The original extension did not go in the trash. It became an optional graphical front end over the same capability, instead of being the whole product.

The Guardrail That Still Matters Most

Posting on an API looks cheap until scale and links show up. The cost rules are explicit and they sit at the moment of decision.

  • Text-only estimate: $0.015
  • Post with a link: $0.200
  • Default behavior: draft standalone text without a link unless the author explicitly asks to include one.

Drafting is local and free. Publishing is the only step that spends money, and it never fires without a confirmed go-ahead on the exact text. If a link is included, the post still has to read as a complete standalone message before the URL. The model writes the draft. I own the decision to spend and to send.

The Voice Rules Are Code Now

The most valuable tool in the set is the least glamorous. It is the linter that checks a draft against how I actually write. No emoji. No em-dashes. No banned filler like "the goal is simple" or "game changer." No tidy "it is not this, it is that" constructions that give away a machine wrote the line.

I learned this the direct way. An early run of my own tool produced drafts with em-dashes and a clean little flourish about being human-approved rather than autopilot. Both break my own rules. Encoding those rules as a deterministic check, rather than hoping the model remembers them, is what makes the output sound like me instead of like a competent stranger.

FF7-Style Artifact Scorecard

I like scoreboards that force tradeoffs.

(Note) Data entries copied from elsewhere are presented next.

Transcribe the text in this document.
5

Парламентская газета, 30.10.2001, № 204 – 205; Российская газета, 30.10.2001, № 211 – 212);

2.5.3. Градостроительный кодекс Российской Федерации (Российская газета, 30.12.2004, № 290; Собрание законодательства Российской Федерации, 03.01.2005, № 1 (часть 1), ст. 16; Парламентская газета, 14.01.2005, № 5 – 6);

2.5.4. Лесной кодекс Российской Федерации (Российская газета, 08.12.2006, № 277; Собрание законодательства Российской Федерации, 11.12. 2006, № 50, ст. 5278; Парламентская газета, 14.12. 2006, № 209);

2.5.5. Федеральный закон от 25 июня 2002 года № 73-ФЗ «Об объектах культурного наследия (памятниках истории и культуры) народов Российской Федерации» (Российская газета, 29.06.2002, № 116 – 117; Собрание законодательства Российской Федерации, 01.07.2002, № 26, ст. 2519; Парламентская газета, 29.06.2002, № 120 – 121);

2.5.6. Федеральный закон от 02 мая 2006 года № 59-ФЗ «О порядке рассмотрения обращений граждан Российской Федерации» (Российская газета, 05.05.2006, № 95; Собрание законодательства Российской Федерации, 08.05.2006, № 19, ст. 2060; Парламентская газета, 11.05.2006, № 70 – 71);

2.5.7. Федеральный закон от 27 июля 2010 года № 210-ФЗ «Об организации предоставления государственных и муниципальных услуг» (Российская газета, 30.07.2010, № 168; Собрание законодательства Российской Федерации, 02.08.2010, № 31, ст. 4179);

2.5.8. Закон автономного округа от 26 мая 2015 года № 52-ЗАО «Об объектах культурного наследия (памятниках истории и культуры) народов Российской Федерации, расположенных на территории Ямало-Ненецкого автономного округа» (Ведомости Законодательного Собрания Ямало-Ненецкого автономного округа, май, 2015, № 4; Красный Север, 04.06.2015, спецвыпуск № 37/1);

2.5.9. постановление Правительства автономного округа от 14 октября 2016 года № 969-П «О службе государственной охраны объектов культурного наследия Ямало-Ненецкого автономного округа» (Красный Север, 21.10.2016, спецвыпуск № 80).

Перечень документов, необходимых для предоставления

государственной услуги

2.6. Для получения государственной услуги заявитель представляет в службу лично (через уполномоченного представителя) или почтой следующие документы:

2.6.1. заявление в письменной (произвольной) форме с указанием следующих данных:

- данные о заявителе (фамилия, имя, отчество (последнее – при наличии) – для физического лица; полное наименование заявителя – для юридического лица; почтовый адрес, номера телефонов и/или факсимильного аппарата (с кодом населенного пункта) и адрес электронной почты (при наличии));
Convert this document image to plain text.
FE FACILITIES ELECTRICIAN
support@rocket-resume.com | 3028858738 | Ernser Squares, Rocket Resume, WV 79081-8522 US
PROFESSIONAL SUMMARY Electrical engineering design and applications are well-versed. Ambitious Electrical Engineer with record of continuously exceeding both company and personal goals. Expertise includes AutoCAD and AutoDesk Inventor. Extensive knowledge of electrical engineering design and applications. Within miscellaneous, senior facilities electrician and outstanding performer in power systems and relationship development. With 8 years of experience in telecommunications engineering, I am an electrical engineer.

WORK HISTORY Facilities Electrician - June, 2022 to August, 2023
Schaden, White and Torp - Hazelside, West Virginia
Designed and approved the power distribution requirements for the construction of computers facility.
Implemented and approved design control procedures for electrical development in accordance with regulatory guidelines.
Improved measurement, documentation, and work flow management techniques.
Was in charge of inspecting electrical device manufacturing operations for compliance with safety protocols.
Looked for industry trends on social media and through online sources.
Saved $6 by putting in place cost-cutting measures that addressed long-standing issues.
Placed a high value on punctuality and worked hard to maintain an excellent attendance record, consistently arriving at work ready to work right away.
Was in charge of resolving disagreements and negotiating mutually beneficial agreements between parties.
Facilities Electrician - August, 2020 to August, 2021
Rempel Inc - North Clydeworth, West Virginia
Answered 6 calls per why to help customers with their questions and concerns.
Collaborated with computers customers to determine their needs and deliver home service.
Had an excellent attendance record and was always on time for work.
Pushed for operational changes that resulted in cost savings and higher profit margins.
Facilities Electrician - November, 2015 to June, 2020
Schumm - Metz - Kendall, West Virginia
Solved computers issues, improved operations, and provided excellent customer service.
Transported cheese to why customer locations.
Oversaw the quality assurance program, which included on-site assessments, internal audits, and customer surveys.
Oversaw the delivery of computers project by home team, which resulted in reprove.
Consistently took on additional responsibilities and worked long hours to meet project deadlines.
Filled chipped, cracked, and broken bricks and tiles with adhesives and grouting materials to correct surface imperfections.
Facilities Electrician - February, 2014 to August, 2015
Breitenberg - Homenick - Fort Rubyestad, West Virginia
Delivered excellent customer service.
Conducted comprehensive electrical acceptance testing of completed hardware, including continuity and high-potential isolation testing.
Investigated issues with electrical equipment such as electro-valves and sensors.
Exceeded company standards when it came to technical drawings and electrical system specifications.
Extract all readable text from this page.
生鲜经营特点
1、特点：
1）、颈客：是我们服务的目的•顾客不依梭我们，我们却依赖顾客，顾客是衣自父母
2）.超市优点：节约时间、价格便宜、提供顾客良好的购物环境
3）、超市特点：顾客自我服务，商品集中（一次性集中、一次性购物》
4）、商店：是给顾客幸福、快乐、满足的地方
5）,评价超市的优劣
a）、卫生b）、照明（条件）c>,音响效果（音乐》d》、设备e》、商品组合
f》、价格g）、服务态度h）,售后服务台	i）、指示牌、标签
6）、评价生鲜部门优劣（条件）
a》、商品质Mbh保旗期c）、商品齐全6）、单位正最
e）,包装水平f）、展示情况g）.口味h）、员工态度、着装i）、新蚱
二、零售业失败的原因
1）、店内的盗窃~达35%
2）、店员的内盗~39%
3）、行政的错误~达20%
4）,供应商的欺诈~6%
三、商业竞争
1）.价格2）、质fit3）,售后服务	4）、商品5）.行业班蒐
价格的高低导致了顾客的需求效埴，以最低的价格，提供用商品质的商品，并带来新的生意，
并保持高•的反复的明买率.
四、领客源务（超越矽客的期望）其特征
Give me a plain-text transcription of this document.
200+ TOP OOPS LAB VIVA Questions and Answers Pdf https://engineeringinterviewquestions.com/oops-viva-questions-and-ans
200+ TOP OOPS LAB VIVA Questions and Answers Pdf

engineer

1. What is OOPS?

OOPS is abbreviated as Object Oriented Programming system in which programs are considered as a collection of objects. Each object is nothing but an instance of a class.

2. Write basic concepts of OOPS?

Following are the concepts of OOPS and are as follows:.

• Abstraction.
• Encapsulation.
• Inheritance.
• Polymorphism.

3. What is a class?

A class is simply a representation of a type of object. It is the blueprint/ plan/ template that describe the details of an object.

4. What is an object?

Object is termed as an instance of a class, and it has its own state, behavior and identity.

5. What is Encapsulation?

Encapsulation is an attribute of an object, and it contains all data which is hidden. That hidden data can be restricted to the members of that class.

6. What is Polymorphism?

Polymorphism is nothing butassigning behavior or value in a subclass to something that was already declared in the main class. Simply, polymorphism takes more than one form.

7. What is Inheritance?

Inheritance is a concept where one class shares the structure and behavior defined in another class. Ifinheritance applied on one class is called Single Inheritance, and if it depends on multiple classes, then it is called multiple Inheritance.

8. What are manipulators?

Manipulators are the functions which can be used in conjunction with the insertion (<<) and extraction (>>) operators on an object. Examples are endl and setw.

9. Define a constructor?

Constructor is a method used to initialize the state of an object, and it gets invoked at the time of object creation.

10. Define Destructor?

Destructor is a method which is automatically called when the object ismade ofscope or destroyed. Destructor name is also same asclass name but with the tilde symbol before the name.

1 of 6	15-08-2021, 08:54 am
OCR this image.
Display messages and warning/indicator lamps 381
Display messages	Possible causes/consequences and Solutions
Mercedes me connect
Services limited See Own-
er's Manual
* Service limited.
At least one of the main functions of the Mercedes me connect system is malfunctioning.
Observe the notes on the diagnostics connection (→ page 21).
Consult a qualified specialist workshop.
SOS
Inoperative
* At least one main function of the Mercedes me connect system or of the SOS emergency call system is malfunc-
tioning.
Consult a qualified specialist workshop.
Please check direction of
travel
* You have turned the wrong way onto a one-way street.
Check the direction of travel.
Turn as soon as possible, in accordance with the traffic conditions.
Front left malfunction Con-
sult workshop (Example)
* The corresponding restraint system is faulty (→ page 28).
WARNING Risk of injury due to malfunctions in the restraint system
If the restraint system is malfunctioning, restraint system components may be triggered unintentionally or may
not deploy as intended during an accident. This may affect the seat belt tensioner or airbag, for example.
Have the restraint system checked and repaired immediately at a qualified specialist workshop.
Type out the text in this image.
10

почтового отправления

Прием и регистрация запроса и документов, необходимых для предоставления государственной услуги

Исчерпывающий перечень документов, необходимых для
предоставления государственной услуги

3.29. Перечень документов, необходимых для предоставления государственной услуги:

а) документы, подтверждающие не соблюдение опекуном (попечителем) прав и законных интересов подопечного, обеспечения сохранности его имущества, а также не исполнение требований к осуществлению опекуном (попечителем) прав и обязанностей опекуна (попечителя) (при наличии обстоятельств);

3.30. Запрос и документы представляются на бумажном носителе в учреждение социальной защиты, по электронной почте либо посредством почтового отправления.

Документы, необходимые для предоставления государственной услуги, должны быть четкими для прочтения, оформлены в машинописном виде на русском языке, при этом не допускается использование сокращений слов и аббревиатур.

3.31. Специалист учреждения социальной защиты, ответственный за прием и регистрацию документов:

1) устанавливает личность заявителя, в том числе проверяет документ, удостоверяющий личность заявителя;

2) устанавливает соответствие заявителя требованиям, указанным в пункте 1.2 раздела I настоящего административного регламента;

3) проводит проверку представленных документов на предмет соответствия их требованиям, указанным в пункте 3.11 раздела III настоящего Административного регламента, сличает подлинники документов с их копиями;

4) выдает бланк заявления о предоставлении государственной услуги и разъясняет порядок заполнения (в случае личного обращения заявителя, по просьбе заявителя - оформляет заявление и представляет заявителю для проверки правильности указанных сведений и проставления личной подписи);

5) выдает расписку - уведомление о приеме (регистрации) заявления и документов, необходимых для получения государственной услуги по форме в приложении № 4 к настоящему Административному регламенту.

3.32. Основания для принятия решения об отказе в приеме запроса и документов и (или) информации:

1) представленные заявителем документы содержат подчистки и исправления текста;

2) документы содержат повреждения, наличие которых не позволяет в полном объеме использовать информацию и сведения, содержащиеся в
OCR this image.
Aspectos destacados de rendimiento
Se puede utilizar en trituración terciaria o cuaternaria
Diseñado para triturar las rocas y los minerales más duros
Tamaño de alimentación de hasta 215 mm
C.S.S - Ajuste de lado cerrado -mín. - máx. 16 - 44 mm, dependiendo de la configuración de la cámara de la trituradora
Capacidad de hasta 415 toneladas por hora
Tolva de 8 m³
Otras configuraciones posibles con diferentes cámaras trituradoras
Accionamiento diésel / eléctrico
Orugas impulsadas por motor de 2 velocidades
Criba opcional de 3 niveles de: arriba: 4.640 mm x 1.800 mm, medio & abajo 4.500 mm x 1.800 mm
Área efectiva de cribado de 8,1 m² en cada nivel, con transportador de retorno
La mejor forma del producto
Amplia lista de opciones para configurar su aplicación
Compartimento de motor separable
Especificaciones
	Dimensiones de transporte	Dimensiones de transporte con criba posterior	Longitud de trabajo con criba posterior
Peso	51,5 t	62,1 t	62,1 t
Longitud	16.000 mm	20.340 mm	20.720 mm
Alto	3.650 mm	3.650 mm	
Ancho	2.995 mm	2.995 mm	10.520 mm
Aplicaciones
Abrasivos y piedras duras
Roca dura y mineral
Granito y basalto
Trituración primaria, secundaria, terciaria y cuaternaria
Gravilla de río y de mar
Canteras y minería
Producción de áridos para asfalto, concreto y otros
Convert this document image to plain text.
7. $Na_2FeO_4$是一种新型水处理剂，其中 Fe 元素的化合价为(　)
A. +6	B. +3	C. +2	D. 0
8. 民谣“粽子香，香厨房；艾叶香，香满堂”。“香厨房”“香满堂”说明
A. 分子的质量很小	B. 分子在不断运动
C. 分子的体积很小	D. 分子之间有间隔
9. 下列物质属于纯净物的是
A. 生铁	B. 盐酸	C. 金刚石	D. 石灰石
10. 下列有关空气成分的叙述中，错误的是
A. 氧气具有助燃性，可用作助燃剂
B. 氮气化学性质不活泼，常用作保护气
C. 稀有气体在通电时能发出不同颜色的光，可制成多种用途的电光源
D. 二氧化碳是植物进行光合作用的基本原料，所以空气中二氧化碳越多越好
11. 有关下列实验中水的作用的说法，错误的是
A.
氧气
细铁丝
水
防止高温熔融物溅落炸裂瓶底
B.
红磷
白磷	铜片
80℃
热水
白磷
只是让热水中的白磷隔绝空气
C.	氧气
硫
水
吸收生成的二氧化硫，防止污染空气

Here is the one for the second version.

Stat Score Notes
Portability 9/10 Configure the server once, use it in any repo and session.
Teachability 9/10 One config snippet to adopt. Real "do this in your editor" story.
Safety 9/10 Approval gate, explicit cost at decision time, dry run when credentials are absent.
Separation of concerns 8/10 Capability, behavior, and distribution each live in the right layer.
Operator UX 7/10 Tools are clean. A one-call end-to-end flow is the next polish.
Business readiness 8/10 Server builds and runs, and live text-only publishing was validated. API credits and limits still matter at scale.

LIMIT BREAK Meter: 49 / 60

Translation: this is no longer a clever script. It is a portable capability with a clear distribution path.

What I Actually Learned

The hard part was never the API. It was deciding where each piece lives so the whole thing can move.

Context grounds. Capability acts. When you mix them, you get something that works once, in one place, for one person. When you separate them, the model can carry the behavior, the server can carry the capability, and a Space can carry the distribution.

If you are building in this space, start with one question before you write code. When this works, who can use it, and where. If the honest answer is "only me, only here," you have built the demo, not the tool.